Gates plays hardball both within and outside Microsoft. Inevitably, the list of enemies has grown exponentially. IBM, too stupid to see the writing on the computer screen when it invited Microsoft in to make its new personal computer work, was dumped on in every way. It is now involved in an unlikely marriage with Apple Computers to try to get Gates.
Apple itself claimed that Microsoft stole its ideas and banged in a dollars 4bn lawsuit, which the courts have so far rejected. Smaller software outfits claim that Microsoft indulges in 'date rape' - courting them to talk about joint ventures and then stealing their ideas. The US anti-monopoly authorities want to know if Microsoft does too much.

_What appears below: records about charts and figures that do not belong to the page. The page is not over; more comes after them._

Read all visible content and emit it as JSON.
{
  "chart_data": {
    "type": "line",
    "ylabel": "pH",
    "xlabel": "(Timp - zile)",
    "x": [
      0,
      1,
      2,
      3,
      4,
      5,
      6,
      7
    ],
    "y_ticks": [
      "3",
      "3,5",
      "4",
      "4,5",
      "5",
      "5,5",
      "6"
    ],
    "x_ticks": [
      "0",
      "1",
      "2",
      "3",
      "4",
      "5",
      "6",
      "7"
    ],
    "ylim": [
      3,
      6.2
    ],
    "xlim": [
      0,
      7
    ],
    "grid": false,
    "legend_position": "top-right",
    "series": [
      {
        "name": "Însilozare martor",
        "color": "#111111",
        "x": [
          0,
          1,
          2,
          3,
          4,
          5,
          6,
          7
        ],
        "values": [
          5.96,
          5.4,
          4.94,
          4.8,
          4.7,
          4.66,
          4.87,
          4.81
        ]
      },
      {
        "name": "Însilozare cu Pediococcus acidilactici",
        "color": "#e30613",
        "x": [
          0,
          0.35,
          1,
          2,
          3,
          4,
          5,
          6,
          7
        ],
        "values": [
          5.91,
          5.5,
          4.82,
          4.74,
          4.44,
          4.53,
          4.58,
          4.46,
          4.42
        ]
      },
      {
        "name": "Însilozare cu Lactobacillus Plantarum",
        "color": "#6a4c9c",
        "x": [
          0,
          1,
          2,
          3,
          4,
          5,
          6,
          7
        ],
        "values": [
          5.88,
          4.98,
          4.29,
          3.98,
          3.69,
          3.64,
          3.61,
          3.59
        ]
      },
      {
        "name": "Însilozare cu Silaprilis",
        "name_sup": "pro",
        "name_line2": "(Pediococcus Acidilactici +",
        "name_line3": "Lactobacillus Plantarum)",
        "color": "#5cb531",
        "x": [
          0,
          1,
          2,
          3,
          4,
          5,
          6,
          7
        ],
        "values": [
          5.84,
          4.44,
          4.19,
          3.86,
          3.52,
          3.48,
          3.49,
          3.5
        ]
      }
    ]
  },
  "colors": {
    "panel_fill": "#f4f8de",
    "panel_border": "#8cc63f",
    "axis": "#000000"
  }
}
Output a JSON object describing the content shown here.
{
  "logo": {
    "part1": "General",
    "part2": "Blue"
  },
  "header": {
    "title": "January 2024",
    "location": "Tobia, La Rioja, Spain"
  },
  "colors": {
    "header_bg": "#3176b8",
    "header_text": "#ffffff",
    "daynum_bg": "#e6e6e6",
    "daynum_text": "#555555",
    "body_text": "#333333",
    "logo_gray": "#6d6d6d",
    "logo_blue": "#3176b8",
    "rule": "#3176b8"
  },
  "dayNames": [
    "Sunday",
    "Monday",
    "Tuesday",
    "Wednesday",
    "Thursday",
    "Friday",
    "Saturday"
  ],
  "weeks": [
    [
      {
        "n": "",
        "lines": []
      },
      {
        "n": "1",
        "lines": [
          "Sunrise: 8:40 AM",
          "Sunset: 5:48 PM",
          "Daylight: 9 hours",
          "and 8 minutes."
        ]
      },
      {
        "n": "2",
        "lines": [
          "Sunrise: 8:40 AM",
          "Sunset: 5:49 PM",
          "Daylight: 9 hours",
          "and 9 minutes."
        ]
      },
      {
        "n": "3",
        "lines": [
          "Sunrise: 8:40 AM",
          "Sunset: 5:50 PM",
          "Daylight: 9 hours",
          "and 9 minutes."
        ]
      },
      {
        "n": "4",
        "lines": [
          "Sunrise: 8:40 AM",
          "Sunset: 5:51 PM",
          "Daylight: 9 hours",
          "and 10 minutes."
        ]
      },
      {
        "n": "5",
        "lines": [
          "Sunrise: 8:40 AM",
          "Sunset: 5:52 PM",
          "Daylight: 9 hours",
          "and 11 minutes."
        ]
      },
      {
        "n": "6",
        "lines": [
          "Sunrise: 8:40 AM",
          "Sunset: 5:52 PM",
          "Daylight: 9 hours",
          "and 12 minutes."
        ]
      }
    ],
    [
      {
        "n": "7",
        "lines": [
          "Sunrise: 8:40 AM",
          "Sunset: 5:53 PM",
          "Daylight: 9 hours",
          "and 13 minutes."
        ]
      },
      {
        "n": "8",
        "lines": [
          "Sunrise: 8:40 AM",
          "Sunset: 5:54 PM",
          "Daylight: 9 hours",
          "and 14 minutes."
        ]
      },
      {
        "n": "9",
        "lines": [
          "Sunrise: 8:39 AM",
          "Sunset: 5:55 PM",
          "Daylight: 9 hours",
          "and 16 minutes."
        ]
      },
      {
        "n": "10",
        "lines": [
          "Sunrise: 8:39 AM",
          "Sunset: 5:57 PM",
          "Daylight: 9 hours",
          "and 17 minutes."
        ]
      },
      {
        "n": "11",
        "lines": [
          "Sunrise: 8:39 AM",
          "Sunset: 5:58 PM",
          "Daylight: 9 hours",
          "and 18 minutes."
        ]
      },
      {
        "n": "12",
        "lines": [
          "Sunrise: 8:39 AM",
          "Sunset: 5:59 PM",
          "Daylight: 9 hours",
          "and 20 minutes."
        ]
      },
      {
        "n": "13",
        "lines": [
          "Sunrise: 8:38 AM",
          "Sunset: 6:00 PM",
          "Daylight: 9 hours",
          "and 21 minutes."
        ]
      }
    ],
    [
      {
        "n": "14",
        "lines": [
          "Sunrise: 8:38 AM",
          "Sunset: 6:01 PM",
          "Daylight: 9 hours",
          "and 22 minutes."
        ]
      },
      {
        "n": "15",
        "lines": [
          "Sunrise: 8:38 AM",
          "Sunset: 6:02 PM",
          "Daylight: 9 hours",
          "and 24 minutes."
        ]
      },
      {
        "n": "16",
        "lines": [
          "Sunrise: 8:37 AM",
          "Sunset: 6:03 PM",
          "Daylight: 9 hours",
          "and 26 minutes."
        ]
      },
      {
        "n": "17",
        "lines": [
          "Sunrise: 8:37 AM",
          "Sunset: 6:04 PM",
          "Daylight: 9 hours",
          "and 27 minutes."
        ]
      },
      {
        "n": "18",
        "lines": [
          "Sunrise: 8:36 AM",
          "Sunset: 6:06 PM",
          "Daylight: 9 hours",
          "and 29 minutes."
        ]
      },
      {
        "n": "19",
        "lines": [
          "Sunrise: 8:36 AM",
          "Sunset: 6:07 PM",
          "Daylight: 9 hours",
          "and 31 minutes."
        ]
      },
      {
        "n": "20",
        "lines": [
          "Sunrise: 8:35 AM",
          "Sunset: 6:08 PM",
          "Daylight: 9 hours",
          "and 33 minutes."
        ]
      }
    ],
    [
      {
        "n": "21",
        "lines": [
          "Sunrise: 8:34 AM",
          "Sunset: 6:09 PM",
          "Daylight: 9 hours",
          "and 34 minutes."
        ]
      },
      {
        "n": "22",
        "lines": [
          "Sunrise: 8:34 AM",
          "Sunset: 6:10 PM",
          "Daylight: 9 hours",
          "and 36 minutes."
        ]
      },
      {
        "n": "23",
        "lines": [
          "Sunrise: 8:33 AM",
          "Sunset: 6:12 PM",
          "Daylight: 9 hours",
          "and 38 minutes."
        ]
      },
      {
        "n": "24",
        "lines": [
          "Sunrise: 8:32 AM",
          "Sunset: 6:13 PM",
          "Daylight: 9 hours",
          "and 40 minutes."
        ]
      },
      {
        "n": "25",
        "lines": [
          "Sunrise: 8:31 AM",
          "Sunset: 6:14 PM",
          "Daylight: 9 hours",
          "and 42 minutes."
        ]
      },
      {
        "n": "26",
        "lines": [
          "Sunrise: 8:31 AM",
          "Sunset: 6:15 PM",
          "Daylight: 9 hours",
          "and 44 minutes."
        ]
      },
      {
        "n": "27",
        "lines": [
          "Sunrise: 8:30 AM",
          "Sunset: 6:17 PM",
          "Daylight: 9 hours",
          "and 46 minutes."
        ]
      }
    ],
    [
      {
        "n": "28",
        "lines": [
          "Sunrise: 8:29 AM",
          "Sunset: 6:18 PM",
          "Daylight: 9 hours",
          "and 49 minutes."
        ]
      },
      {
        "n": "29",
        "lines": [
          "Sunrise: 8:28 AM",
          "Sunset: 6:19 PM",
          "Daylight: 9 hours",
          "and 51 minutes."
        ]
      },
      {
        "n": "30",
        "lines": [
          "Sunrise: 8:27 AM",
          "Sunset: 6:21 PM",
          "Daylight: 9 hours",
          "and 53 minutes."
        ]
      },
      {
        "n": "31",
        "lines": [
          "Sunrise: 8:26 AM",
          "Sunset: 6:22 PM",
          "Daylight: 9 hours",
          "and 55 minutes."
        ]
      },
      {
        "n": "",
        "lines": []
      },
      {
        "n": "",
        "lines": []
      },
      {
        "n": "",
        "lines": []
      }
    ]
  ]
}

In all likelihood, none of these foxes is likely to catch the Microsoft rabbit. Its operating systems are now so established as the standard for the personal computer that, short of riot, revolution and nuclear holocaust, they cannot be undone. Bill Gates's rivals can't understand him and even if they could, they don't have the energy to cope with him. They just want him to get married and take a bit of holiday, like the rest of them, so they can catch up a little.
Hard Drive, written by two Seattle journalists, does as well as anyone can to explain Bill Gates. Technical jargon, thankfully, is kept to a minimum, as is the penchant of so many American business biographies for irrelevant and unverifiable detail. Instead, the book outlines with some humour how Gates got to the top - a combination of computer brilliance, obsessiveness and self-belief - without going too heavy on the analysis or the lessons his story holds for others. But then that would probably be an impossible task. To know Bill Gates is to be him.